Al contrario que las guerrillas, los grupos paramilitares no han tenido históricamente una vocación de adoctrinamiento de sus filas ni de implantación de un determinado modelo político-económico en el país. Esto cambió durante la comandancia de Carlos Castaño en las AUC, un periodo que Teófilo Vásquez, coordinador del informe Grupos Armados Posdesmovilización (2006-2015), considera “un momento excepcional en lo organizativo, en lo político, en la magnitud de violencia y en las pretensiones de control” del paramilitarismo. Buscando abrir la puerta a una negociación con el Estado al modo de las conversaciones de paz con las guerrillas, Castaño trató de dar una razón política a la lucha paramilitar con un discurso basado en el mantra “contra la oligarquía y el comunismo” y con una vocación de “refundar la patria”.

Si bien estos fundamentos políticos nunca se convirtieron en una ideología coherente a largo plazo, la ausencia de un discurso claro no excluye al paramilitarismo colombiano de un estatus político. La ausencia del Estado ha convertido a los grupos armados, también a los paramilitares, en autoridad reconocida y acatada en muchas zonas periféricas del país. En las zonas de control paramilitar sí se dieron -y se dan- unas características comunes más allá del discurso anticomunista, basadas en la limpieza social, la defensa de la propiedad privada y el autoritarismo, que representan la esencia de la política paramilitar.

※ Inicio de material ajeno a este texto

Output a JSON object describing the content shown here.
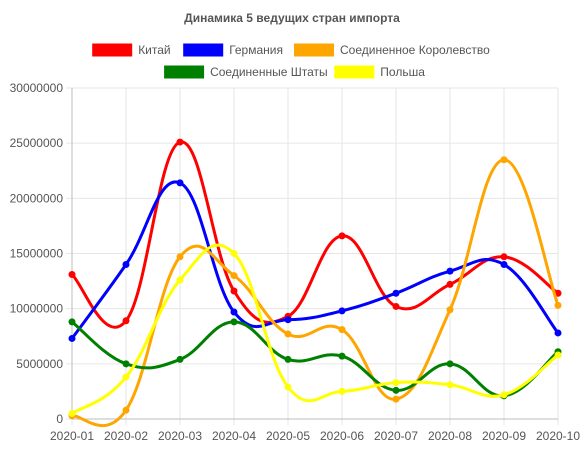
{
  "chart_data": {
    "type": "line",
    "title": "Динамика 5 ведущих стран импорта",
    "x": [
      "2020-01",
      "2020-02",
      "2020-03",
      "2020-04",
      "2020-05",
      "2020-06",
      "2020-07",
      "2020-08",
      "2020-09",
      "2020-10"
    ],
    "ylim": [
      0,
      30000000
    ],
    "yticks": [
      "0",
      "5000000",
      "10000000",
      "15000000",
      "20000000",
      "25000000",
      "30000000"
    ],
    "grid": true,
    "legend": "top",
    "curve": "smooth",
    "series": [
      {
        "name": "Китай",
        "color": "#ff0000",
        "values": [
          13100000,
          8900000,
          25100000,
          11600000,
          9300000,
          16600000,
          10200000,
          12200000,
          14700000,
          11400000
        ]
      },
      {
        "name": "Германия",
        "color": "#0000ff",
        "values": [
          7300000,
          14000000,
          21400000,
          9700000,
          9000000,
          9800000,
          11400000,
          13400000,
          14000000,
          7800000
        ]
      },
      {
        "name": "Соединенное Королевство",
        "color": "#ffa500",
        "values": [
          300000,
          800000,
          14700000,
          13000000,
          7700000,
          8100000,
          1800000,
          9900000,
          23500000,
          10300000
        ]
      },
      {
        "name": "Соединенные Штаты",
        "color": "#008000",
        "values": [
          8800000,
          5000000,
          5400000,
          8800000,
          5400000,
          5700000,
          2600000,
          5000000,
          2100000,
          6100000
        ]
      },
      {
        "name": "Польша",
        "color": "#ffff00",
        "values": [
          500000,
          3800000,
          12600000,
          15000000,
          2900000,
          2500000,
          3300000,
          3100000,
          2200000,
          5800000
        ]
      }
    ]
  }
}
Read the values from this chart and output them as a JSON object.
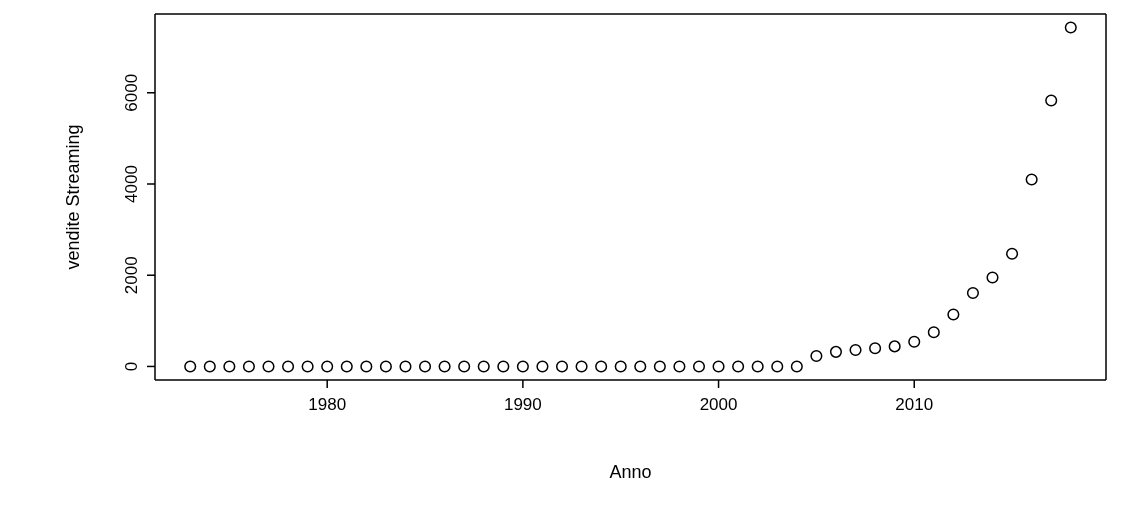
{
  "chart_data": {
    "type": "scatter",
    "xlabel": "Anno",
    "ylabel": "vendite Streaming",
    "x": [
      1973,
      1974,
      1975,
      1976,
      1977,
      1978,
      1979,
      1980,
      1981,
      1982,
      1983,
      1984,
      1985,
      1986,
      1987,
      1988,
      1989,
      1990,
      1991,
      1992,
      1993,
      1994,
      1995,
      1996,
      1997,
      1998,
      1999,
      2000,
      2001,
      2002,
      2003,
      2004,
      2005,
      2006,
      2007,
      2008,
      2009,
      2010,
      2011,
      2012,
      2013,
      2014,
      2015,
      2016,
      2017,
      2018
    ],
    "series": [
      {
        "color": "#000000",
        "values": [
          0,
          0,
          0,
          0,
          0,
          0,
          0,
          0,
          0,
          0,
          0,
          0,
          0,
          0,
          0,
          0,
          0,
          0,
          0,
          0,
          0,
          0,
          0,
          0,
          0,
          0,
          0,
          0,
          0,
          0,
          0,
          0,
          230,
          320,
          360,
          400,
          440,
          540,
          750,
          1140,
          1610,
          1950,
          2470,
          4100,
          5830,
          7430
        ]
      }
    ],
    "xlim": [
      1971.2,
      2019.8
    ],
    "xticks": [
      1980,
      1990,
      2000,
      2010
    ],
    "ylim": [
      -297,
      7727
    ],
    "yticks": [
      0,
      2000,
      4000,
      6000
    ],
    "grid": false,
    "marker": "circle"
  }
}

“No se conformaron con ser ricos y poderosos y darse la gran vida. Querían hacer política: acabar con el comunismo que amenazaba con quitarles las propiedades a las clases medias, pero también suplantar a la oligarquía tradicional local a la que despreciaban por corrupta e inoperante”, describe la periodista de investigación María Teresa Ronderos en su libro Guerras recicladas. Una frase de Carlos Castaño, citada en esa misma obra, es una buena muestra de cómo los paramilitares se ven así mismos dentro del arco político del conflicto colombiano: “En este país las autoridades están hechas para proteger a los ricos, a la alta clase social; la guerrilla protege a los de abajo, a la clase baja; y nosotros, los paras, protegemos a la clase media”.

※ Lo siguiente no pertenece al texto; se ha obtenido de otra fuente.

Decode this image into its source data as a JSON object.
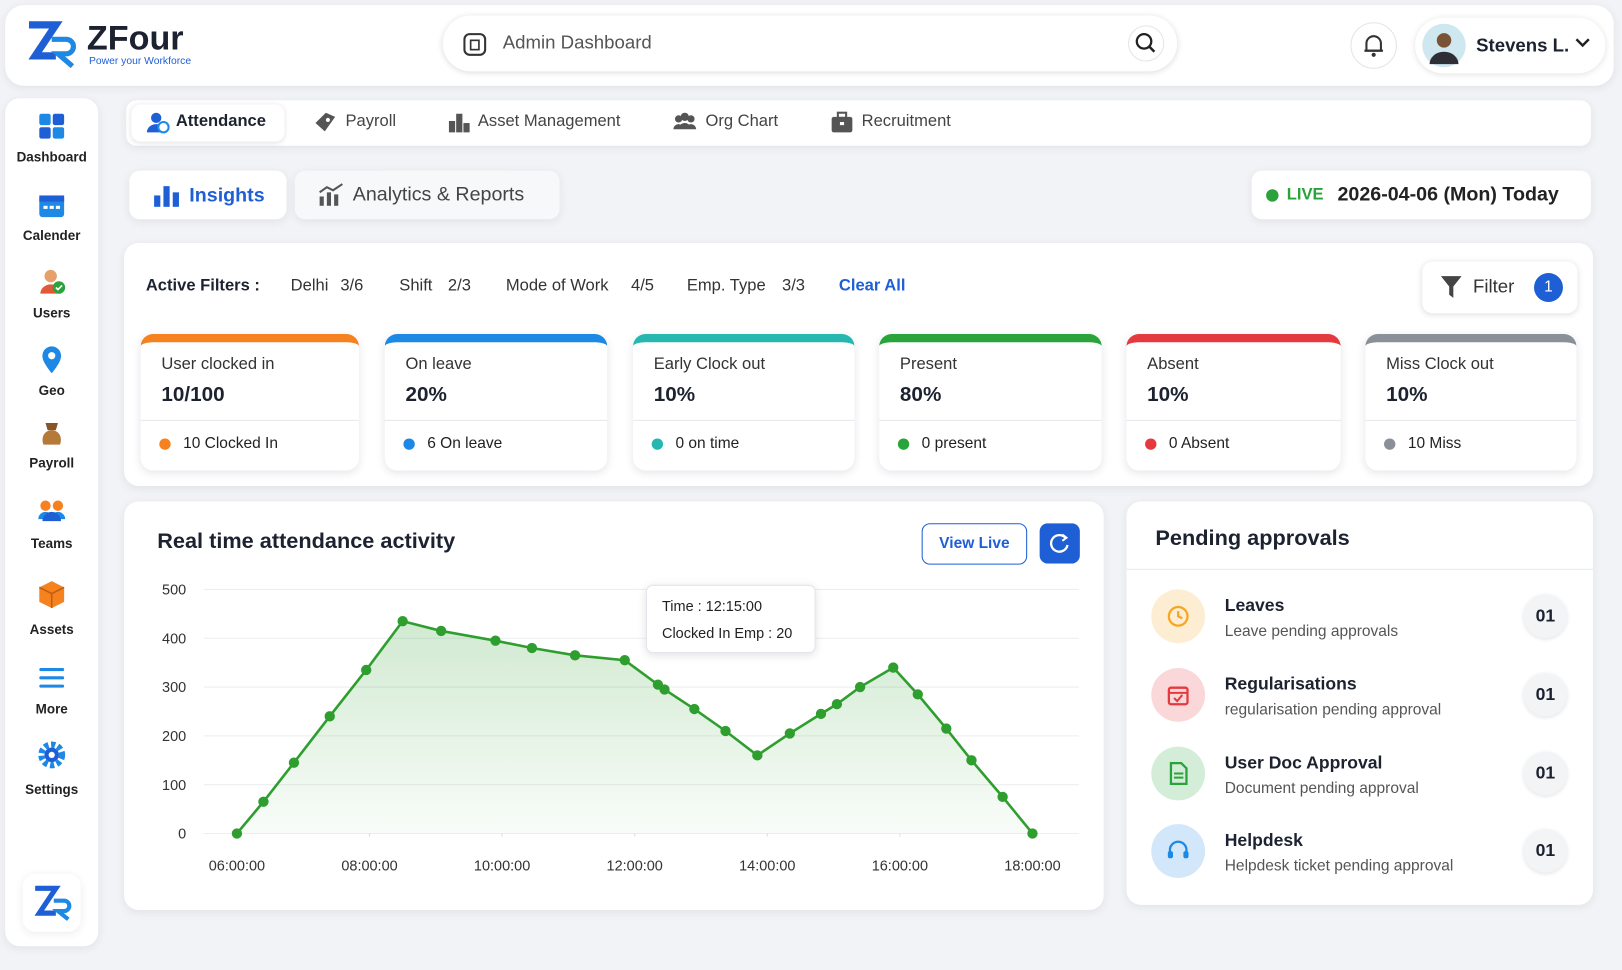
{
  "brand": {
    "name": "ZFour",
    "tagline": "Power your Workforce"
  },
  "search": "Admin Dashboard",
  "user": "Stevens L.",
  "sidebar": [
    "Dashboard",
    "Calender",
    "Users",
    "Geo",
    "Payroll",
    "Teams",
    "Assets",
    "More",
    "Settings"
  ],
  "tabs": [
    "Attendance",
    "Payroll",
    "Asset Management",
    "Org Chart",
    "Recruitment"
  ],
  "subtabs": [
    "Insights",
    "Analytics & Reports"
  ],
  "live": "LIVE",
  "date": "2026-04-06 (Mon) Today",
  "filters": {
    "label": "Active Filters :",
    "items": [
      {
        "name": "Delhi",
        "value": "3/6"
      },
      {
        "name": "Shift",
        "value": "2/3"
      },
      {
        "name": "Mode of Work",
        "value": "4/5"
      },
      {
        "name": "Emp. Type",
        "value": "3/3"
      }
    ],
    "clear": "Clear All",
    "button": "Filter",
    "count": 1
  },
  "cards": [
    {
      "title": "User clocked in",
      "value": "10/100",
      "note": "10 Clocked In",
      "color": "#f5821f"
    },
    {
      "title": "On leave",
      "value": "20%",
      "note": "6 On leave",
      "color": "#1e88e5"
    },
    {
      "title": "Early Clock out",
      "value": "10%",
      "note": "0 on time",
      "color": "#26b8b0"
    },
    {
      "title": "Present",
      "value": "80%",
      "note": "0 present",
      "color": "#2aa33a"
    },
    {
      "title": "Absent",
      "value": "10%",
      "note": "0 Absent",
      "color": "#e53940"
    },
    {
      "title": "Miss Clock out",
      "value": "10%",
      "note": "10 Miss",
      "color": "#8a8f98"
    }
  ],
  "activity_button": "View Live",
  "chart_data": {
    "type": "line",
    "title": "Real time attendance activity",
    "x": [
      6.0,
      6.4,
      6.86,
      7.4,
      7.95,
      8.5,
      9.08,
      9.9,
      10.45,
      11.1,
      11.85,
      12.35,
      12.45,
      12.9,
      13.37,
      13.85,
      14.34,
      14.81,
      15.05,
      15.4,
      15.9,
      16.27,
      16.7,
      17.08,
      17.55,
      18.0
    ],
    "values": [
      0,
      65,
      145,
      240,
      335,
      435,
      415,
      395,
      380,
      365,
      355,
      305,
      295,
      255,
      210,
      160,
      205,
      245,
      265,
      300,
      340,
      285,
      215,
      150,
      75,
      0
    ],
    "color": "#2e9e2e",
    "xlim": [
      5.5,
      18.7
    ],
    "ylim": [
      0,
      500
    ],
    "xticks": [
      {
        "value": 6,
        "label": "06:00:00"
      },
      {
        "value": 8,
        "label": "08:00:00"
      },
      {
        "value": 10,
        "label": "10:00:00"
      },
      {
        "value": 12,
        "label": "12:00:00"
      },
      {
        "value": 14,
        "label": "14:00:00"
      },
      {
        "value": 16,
        "label": "16:00:00"
      },
      {
        "value": 18,
        "label": "18:00:00"
      }
    ],
    "yticks": [
      0,
      100,
      200,
      300,
      400,
      500
    ],
    "grid": true,
    "tooltip": {
      "time": "Time : 12:15:00",
      "count": "Clocked In Emp : 20"
    }
  },
  "approvals": {
    "title": "Pending approvals",
    "items": [
      {
        "name": "Leaves",
        "desc": "Leave pending approvals",
        "count": "01",
        "color": "#f5a623"
      },
      {
        "name": "Regularisations",
        "desc": "regularisation pending approval",
        "count": "01",
        "color": "#e53940"
      },
      {
        "name": "User Doc Approval",
        "desc": "Document pending approval",
        "count": "01",
        "color": "#2aa33a"
      },
      {
        "name": "Helpdesk",
        "desc": "Helpdesk ticket pending approval",
        "count": "01",
        "color": "#1e88e5"
      }
    ]
  }
}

Aun contando con una ideología básica, incluso con un proyecto político común durante un tiempo, no se puede obviar que el paramilitarismo colombiano proviene y es parte inseparable del mundo del narcotráfico. “Que antes eran políticos y ahora son más criminales y económicos es una dicotomía nos parece que es falsa, basada en categorías morales”, declara Teófilo Vásquez. “En el ADN del paramilitarismo está el fenómeno del narcotráfico, no se puede externalizar. Incluso en los tiempos de las AUC la mayoría de los jefes regionales funcionaban organizativamente como una mafia”, añade el investigador colombiano.

El hecho de que una organización de carácter mafioso tenga aspiraciones políticas tan marcadas sí es un elemento particular del paramilitarismo colombiano que le diferencia de mafias como la siciliana, japonesa o mexicana. Tanto Vásquez como Ronderos comparten la explicación a este fenómeno. La combinación entre un país en el que la movilidad social entre clases es una odisea generalmente inalcanzable y el surgimiento de una mega industria como el narcotráfico generó inevitablemente un desafío al sistema. “El paramilitarismo y el narcotráfico en Colombia han sido un factor de movilidad social en una sociedad absolutamente cerrada”, opina Vásquez y añade: “Ese proceso endógeno de formación de economías ilegales y de elites emergentes legales e ilegales tenían que tenía que tener el algún momento una expresión política”.

 

Los nuevos paramilitares y el proceso de paz

Una mujer sostiene el retrato de su hijo, desaparecido a manos de los paramilitares. Luis Robayo/AFP/Getty Images

Tras la desmovilización de las AUC aparecieron nuevas marcas como el Clan del Golfo, la Oficina de Envigado o las Águilas Negras, que el Gobierno englobó bajo el acrónimo Bacrim, bandas criminales. La actividad de estos grupos varió ostensiblemente respecto a las de las AUC tanto en forma como en distribución geografía. Las masacres y los asesinatos selectivos disminuyeron y aumentaron las amenazas y se reforzó su presencia urbana, relacionada fundamentalmente con el microtráfico.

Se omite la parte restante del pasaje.